Ulaştırma ve Altyapı Bakanı Abdulkadir Uraloğlu, Anadolu Yayıncılar Federasyonu’nun programı kapsamında gazetecilerin sorularını yanıtladı. Uraloğlu, Suriye’deki limanların neredeyse hiç gelişmediğini dile getirerek “Oralara muhtemelen belli yatırımların yapılması noktasında tespitlerimiz ve gayretlerimiz olacak. İlerleyen zamanda bir deniz yetki anlaşması muhtemelen yapılıp, Doğu Akdeniz’deki çıkarlarımızın korunması noktasında vaziyet almamız kesinlikle söz konusu olacak” ifadelerini kullandı.

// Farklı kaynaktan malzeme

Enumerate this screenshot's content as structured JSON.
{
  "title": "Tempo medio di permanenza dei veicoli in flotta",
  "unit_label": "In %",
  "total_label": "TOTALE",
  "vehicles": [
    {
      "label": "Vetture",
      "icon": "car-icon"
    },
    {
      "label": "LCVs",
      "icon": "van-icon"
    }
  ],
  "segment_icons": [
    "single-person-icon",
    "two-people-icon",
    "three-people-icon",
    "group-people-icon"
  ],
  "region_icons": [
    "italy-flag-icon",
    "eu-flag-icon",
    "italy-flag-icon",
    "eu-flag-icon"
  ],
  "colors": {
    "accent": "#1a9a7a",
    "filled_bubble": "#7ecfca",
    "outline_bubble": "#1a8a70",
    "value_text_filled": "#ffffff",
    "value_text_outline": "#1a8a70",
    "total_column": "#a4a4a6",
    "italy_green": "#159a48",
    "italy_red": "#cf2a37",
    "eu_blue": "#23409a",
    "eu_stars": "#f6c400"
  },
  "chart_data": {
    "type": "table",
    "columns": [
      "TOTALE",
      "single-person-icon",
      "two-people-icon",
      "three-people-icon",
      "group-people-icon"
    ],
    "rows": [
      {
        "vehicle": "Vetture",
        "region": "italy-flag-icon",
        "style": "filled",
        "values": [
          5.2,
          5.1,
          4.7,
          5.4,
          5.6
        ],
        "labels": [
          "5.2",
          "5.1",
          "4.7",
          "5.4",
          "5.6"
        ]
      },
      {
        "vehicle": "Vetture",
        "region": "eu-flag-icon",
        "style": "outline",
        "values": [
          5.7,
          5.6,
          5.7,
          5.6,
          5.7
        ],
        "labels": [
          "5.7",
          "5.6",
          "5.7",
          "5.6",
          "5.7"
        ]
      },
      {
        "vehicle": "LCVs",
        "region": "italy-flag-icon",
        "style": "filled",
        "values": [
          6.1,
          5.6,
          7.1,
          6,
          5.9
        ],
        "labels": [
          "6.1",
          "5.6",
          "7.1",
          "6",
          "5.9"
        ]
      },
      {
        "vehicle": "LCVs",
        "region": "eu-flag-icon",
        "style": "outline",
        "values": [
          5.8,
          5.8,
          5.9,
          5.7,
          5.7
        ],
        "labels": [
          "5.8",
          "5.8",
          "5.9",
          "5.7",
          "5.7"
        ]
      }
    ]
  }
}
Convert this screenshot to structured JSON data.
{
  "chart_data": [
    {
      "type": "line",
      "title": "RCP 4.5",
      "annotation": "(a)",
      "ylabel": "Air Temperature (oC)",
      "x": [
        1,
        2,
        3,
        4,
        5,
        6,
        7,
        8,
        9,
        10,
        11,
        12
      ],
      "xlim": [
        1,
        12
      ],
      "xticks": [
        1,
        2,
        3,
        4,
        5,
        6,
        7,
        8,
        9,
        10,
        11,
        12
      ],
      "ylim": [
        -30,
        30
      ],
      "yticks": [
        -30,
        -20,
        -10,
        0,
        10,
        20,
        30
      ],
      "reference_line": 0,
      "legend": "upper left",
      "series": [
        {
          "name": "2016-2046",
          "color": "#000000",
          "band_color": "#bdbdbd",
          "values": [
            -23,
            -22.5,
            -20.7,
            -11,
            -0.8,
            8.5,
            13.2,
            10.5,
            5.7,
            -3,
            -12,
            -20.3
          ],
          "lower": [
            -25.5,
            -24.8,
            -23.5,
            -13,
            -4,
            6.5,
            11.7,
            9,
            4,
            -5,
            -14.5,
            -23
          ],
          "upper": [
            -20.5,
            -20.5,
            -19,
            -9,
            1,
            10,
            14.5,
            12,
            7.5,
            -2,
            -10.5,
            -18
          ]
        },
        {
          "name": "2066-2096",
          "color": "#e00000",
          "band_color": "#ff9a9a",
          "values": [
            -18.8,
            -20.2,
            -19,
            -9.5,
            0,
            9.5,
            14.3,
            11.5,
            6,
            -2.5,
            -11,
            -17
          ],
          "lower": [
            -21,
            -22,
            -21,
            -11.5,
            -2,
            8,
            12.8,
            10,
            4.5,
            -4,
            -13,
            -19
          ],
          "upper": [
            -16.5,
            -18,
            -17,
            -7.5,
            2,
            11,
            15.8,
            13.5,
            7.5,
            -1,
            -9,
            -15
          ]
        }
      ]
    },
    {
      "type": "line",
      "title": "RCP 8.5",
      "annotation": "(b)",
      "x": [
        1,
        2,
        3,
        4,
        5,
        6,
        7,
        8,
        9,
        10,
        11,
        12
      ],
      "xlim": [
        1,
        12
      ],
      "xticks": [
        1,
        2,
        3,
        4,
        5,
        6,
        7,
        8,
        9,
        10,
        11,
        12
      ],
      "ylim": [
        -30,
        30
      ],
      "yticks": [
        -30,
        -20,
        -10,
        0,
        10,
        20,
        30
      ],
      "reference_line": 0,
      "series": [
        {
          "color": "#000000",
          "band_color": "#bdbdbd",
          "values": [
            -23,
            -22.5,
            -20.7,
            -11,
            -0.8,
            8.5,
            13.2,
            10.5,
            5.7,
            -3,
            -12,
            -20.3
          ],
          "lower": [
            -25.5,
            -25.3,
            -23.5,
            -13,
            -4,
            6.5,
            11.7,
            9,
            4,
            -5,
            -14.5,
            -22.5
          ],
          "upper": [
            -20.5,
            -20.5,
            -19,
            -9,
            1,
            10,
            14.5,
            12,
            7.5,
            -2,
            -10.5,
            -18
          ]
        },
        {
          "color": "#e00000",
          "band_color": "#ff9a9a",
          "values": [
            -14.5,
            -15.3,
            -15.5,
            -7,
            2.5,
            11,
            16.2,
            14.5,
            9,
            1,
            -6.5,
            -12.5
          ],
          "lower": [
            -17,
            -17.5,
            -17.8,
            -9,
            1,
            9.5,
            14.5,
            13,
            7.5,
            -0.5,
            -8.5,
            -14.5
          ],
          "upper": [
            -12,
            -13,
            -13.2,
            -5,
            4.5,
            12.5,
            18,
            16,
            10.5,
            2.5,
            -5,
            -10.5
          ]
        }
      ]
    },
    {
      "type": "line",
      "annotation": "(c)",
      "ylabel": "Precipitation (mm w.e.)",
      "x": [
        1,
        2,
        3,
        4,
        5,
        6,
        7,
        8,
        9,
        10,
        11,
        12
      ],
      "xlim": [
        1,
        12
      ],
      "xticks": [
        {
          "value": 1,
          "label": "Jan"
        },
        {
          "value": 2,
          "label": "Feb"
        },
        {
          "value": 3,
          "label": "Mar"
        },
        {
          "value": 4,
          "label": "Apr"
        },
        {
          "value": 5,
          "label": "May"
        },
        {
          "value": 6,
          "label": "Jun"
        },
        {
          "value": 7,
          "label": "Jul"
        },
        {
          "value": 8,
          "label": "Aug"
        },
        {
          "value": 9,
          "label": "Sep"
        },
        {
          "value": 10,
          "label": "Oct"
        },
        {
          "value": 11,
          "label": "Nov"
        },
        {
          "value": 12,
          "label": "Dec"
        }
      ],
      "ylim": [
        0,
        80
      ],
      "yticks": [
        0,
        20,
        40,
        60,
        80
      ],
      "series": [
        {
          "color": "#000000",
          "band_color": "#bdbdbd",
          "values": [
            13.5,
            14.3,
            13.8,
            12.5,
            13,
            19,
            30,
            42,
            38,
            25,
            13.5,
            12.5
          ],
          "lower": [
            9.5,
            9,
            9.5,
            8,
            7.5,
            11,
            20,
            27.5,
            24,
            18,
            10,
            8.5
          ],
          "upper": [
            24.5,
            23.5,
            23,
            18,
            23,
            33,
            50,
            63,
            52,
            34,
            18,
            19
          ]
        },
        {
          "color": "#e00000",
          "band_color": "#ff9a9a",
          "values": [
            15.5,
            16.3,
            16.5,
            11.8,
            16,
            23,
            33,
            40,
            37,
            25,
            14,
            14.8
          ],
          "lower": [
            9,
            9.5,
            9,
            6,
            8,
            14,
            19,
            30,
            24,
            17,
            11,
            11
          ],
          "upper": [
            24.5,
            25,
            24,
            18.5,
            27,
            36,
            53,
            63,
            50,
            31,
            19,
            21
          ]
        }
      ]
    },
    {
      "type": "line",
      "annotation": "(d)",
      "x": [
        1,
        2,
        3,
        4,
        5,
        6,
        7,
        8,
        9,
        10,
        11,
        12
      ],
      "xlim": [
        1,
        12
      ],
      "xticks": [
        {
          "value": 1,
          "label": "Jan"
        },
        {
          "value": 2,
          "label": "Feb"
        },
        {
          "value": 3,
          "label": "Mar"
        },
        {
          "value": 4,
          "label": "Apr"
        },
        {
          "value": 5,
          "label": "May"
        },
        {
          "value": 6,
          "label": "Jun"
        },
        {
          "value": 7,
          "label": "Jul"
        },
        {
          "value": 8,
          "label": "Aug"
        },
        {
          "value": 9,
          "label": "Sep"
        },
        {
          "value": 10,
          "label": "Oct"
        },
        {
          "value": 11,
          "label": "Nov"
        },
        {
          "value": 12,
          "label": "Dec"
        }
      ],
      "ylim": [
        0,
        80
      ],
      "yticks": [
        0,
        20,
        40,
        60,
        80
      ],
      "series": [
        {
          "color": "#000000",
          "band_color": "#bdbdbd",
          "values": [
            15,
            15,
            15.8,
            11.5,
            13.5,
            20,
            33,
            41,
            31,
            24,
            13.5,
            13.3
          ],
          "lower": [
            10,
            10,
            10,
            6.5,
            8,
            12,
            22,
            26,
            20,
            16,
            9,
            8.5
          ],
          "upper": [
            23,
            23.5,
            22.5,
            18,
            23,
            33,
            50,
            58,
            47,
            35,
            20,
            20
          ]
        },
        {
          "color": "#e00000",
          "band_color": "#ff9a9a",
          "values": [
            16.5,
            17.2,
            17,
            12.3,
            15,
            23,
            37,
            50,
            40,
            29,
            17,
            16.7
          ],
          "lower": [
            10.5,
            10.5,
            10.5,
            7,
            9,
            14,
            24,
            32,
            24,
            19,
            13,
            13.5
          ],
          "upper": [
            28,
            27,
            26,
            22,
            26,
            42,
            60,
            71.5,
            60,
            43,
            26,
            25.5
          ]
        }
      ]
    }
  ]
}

“Ticaret noktasında Şam ve Suriye’nin bir tarihi var” diyen Uraloğlu, sözlerine şöyle devam etti: “Onu yeniden canlandırma adına elimizden geleni yapacağız. Bu bire bir Dışişleri Bakanlığımızın yürüttüğü ve bizlerden de bilgi aldıkları bir çalışma. Bu çok yeni değil. Biz ‘Suriye ile bir gün ilişkiler normalleşir, öyle bir anlaşma yaparsak’ şeklinde bu hep kafamızda vardı.”
‘YETKİ GENİŞLER’
Bakan Uraloğlu, anlaşmanın Türkiye açısından avantajlarına da değinerek, “Böyle bir anlaşma oradaki hem Suriye’nin hem bizim etkinlik ya da yetkinlik sahamızı genişletir ve oradaki her türlü petrol ve hidrokarbon arama noktasında uluslararası hukuku da dikkate alarak, her türlü yetkiyi iki ülke olarak paylaşmış ya da genişletmiş oluruz. Tabii orada Lübnan var, İsrail var. Mutlaka onları da dikkate alarak, bize en yakın coğrafya Suriye’yi düşündüğümüzde tamamen o bölgenin iki ülkenin net bir şekilde kontrolünde olması söz konusu olacak. Bunun için otoritenin kurulması lazım. Bu kesinlikle gündemde olur ama bugünün gündemi olduğunu söylersek çok doğru olmaz” dedi.
Milliyet, 17 Aralık’taki manşetiyle Akdeniz’de değişen havayı gündeme taşımıştı.